The Trobriand Islanders use yams as currency.  Their practices are summarized in the Wikipedia.

Each year, a man grows yams for his sister, and his daughter if she is married. The husband does not provide yams to his wife. The more yams a woman receives, the more powerful and rich she is. The husband is expected to give his wife’s father or brother a gift in turn for the yams they give his wife. When the woman is first married, she receives yams from her father until the woman’s brother thinks his sister and her husband are old enough for him to give the yams.

Trobriand Island Yam House courtesy of Wikitravel.

At the beginning of the yam harvest, the yams stay on display in gardens for about a month before the gardener takes them to the owner. The owner is always a woman. There is a great ceremony for this every year. The yams are loaded into the woman’s husband’s empty yam house. Young people come to the gardens dressed in their most festive traditional clothes early on the day the yams are delivered to the yam house. The young people are all related to the gardener, and carry the yam baskets to the owner’s hamlet. When they get to the owner’s hamlet, they sing out to announce the arrival of the yams while thrusting out their hips in a sexually provocative motion. This emphasizes the relation between yams and sexuality. A few days later, the gardener comes and loads the yam house, and the man is now responsible for the yam.

The yam house owner provides the gardener and young people with cooked yams, taro, and pork. Sometimes, no pig is killed, perhaps because the yam house owner did not have a pig to spare. The yam house owner also may decide not kill a pig for the gardener because he is unsatisfied with the number of yams, or is angry with the gardener for another reason.

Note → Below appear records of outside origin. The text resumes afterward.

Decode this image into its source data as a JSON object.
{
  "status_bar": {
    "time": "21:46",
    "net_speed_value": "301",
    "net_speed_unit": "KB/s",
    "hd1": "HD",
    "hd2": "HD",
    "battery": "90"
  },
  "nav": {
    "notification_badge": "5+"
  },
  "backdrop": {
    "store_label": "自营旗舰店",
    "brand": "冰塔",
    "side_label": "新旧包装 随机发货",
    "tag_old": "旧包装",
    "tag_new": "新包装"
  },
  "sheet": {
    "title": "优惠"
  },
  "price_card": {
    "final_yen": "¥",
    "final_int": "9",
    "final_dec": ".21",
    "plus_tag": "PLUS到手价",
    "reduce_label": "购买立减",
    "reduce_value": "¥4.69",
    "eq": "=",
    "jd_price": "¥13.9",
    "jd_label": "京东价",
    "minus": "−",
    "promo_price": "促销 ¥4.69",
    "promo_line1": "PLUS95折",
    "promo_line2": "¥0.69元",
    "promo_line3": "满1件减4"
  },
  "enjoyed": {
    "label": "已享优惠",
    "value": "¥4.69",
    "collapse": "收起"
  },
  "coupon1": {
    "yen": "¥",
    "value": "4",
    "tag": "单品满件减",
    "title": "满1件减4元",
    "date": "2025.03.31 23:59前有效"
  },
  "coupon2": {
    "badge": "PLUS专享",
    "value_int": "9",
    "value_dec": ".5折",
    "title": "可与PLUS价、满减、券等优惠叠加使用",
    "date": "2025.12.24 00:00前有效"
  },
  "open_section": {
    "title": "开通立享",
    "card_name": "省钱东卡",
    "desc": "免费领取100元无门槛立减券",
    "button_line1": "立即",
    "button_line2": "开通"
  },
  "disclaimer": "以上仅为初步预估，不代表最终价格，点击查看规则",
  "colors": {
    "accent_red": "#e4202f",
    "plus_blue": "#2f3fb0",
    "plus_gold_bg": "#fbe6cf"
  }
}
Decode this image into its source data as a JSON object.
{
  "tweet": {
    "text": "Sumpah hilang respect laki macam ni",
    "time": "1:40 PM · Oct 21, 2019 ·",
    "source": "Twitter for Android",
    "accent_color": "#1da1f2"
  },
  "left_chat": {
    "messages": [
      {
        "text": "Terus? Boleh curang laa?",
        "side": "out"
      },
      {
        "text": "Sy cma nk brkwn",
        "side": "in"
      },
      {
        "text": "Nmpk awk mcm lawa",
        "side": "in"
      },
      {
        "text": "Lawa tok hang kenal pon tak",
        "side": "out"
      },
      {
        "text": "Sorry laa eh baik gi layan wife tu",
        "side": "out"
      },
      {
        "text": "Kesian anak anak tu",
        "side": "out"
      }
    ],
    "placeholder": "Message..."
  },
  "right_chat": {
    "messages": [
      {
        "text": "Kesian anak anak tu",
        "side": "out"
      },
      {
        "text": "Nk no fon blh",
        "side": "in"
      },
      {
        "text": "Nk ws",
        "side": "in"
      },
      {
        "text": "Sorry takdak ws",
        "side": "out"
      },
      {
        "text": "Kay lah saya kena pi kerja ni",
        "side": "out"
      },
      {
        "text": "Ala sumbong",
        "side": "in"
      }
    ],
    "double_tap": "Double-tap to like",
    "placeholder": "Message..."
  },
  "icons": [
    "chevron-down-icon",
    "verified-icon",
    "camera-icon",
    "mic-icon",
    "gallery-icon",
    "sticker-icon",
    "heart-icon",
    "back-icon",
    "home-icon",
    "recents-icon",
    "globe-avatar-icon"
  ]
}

Once the yam houses are full, a man performs a special magic spell for the hamlet that wards off hunger by making people feel full. The women also use bundles of scored banana leaves as a type of currency between themselves. As many days of work are required to make bundles each each one has an assigned value and can be used to buy canned foods as well as given away in exchange for other goods.

A good cultural anthropologist may be desirable to exotic customs of that magnificent and mysterious tribe, indigenous to the United States, the Federal Open Market Committee.  Entering the 43rd straight month of >8% unemployment one begins to wonder whether the FOMC is as reliant upon magic spells in the conduct of their policy as are their more refined counterparts of Papua New Guinea.